Amtrak’s payday is on its way.

The $22 billion allocated to Amtrak as part of the $1 trillion bipartisan infrastructure bill President Joe Biden signed into law this week is the largest investment of its kind the passenger railroad company has received since it began operations five decades ago.

Amtrak’s budget is funded by revenue from tickets, alongside dollars from federal and state allocations.

This chart shows the $22 billion in Amtrak's infrastructure money, which will be distributed over the coming five years, and how it compares to the federal funding in Amtrak’s past. The $4.4 billion projected to be distributed in 2022 would be nearly 4 times the average yearly funding Amtrak has received.

The company’s Northeast Corridor, home to its busiest and most profitable routes, stands to benefit from improvements outlined in the act. Amtrak’s leadership says the money will also be spent on possible service expansion, but some experts are skeptical that sustainable improvements will be possible given the high cost of building and maintaining rail transit.

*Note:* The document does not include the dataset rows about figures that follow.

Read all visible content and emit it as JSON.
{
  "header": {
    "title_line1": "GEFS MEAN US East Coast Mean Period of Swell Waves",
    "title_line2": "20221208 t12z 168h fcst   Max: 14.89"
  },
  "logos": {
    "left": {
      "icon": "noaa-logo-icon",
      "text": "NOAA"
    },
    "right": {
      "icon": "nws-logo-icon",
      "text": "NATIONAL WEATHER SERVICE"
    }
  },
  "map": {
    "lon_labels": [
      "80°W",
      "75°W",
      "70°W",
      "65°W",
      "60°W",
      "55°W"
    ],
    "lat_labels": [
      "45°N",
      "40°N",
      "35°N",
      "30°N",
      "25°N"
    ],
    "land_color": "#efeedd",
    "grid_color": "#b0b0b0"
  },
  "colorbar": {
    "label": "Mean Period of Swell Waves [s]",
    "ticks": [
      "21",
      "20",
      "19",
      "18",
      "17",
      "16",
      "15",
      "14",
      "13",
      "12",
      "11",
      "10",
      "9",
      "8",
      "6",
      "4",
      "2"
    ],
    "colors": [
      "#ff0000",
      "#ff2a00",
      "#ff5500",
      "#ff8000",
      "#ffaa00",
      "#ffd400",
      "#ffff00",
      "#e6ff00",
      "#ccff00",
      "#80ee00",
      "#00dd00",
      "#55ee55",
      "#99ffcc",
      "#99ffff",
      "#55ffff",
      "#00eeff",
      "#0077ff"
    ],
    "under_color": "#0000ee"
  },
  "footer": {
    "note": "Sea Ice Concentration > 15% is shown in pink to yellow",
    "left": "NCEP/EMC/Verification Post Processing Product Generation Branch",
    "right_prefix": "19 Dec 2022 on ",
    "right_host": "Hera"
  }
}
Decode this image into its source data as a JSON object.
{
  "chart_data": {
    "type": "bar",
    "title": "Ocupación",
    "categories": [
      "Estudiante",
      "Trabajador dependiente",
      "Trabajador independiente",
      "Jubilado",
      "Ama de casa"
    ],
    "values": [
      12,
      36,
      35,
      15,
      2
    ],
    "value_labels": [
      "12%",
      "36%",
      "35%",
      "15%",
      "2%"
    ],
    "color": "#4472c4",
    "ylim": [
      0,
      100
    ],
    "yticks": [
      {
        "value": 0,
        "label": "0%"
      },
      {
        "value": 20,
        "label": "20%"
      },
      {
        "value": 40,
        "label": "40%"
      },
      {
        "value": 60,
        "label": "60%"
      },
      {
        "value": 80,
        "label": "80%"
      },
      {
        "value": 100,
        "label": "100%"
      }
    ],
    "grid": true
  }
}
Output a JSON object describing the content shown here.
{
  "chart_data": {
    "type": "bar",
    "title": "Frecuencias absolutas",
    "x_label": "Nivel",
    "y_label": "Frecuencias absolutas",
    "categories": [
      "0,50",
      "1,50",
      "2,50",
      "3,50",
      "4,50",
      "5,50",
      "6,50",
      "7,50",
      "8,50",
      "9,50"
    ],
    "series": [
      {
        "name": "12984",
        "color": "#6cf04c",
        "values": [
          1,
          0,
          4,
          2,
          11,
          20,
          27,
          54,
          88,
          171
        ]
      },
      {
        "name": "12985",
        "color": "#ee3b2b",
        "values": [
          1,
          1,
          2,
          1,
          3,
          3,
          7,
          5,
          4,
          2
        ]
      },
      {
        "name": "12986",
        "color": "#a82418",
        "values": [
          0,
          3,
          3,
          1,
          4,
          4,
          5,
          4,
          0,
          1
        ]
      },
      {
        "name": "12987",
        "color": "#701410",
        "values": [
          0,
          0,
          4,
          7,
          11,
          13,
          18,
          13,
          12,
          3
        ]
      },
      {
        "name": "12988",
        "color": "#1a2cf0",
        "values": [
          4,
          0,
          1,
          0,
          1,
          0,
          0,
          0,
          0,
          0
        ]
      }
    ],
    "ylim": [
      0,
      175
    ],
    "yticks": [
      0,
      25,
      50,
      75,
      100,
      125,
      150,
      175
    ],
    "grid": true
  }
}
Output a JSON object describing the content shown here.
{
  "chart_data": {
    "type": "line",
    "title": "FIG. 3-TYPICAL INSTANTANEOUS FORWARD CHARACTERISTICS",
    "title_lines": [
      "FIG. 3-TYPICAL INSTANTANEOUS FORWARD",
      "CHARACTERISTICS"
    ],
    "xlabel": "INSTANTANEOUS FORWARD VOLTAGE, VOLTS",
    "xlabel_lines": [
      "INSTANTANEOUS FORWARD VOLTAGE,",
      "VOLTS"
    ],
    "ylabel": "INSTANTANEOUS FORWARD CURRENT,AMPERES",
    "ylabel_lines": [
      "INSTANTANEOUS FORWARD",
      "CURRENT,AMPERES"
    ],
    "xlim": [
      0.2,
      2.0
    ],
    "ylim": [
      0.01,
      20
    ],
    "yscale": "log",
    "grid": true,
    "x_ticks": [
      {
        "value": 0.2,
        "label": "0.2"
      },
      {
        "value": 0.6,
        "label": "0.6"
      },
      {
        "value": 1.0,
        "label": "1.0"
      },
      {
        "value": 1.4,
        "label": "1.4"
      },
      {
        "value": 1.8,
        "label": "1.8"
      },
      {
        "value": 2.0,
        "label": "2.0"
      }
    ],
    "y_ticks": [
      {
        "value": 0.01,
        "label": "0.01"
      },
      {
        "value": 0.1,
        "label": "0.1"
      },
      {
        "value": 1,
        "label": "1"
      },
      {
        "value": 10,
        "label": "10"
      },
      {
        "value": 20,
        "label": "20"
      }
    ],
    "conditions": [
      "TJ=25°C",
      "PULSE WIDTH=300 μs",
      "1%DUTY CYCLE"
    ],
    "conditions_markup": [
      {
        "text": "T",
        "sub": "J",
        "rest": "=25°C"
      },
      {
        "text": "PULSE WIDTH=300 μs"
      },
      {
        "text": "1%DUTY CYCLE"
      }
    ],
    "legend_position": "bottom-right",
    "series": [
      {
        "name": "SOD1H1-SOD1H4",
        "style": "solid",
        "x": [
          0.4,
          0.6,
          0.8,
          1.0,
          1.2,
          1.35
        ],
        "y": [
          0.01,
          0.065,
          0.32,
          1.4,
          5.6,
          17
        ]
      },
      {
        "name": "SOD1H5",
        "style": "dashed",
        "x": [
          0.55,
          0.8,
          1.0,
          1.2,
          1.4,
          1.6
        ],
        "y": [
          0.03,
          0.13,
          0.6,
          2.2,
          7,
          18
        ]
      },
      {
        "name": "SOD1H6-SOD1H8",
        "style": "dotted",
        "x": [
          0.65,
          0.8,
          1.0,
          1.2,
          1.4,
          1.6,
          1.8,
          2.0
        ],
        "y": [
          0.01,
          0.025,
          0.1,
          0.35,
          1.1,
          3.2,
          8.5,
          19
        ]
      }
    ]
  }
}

“The price tag has become so high on some of these projects,” said Hani Mahmassani, director of the Northwestern University Transportation Center. “There are so many high-ticket items in there, in terms of bridges and tunnels and so on that you’re just not getting the bang for the buck.”

CORRECTION: (Nov. 17, 2021, 3:46 p.m. ET): A previous version of this article and graphic misstated how much Amtrak will get in federal funding from the infrastructure bill. The company will get $22 billion, not $66 billion.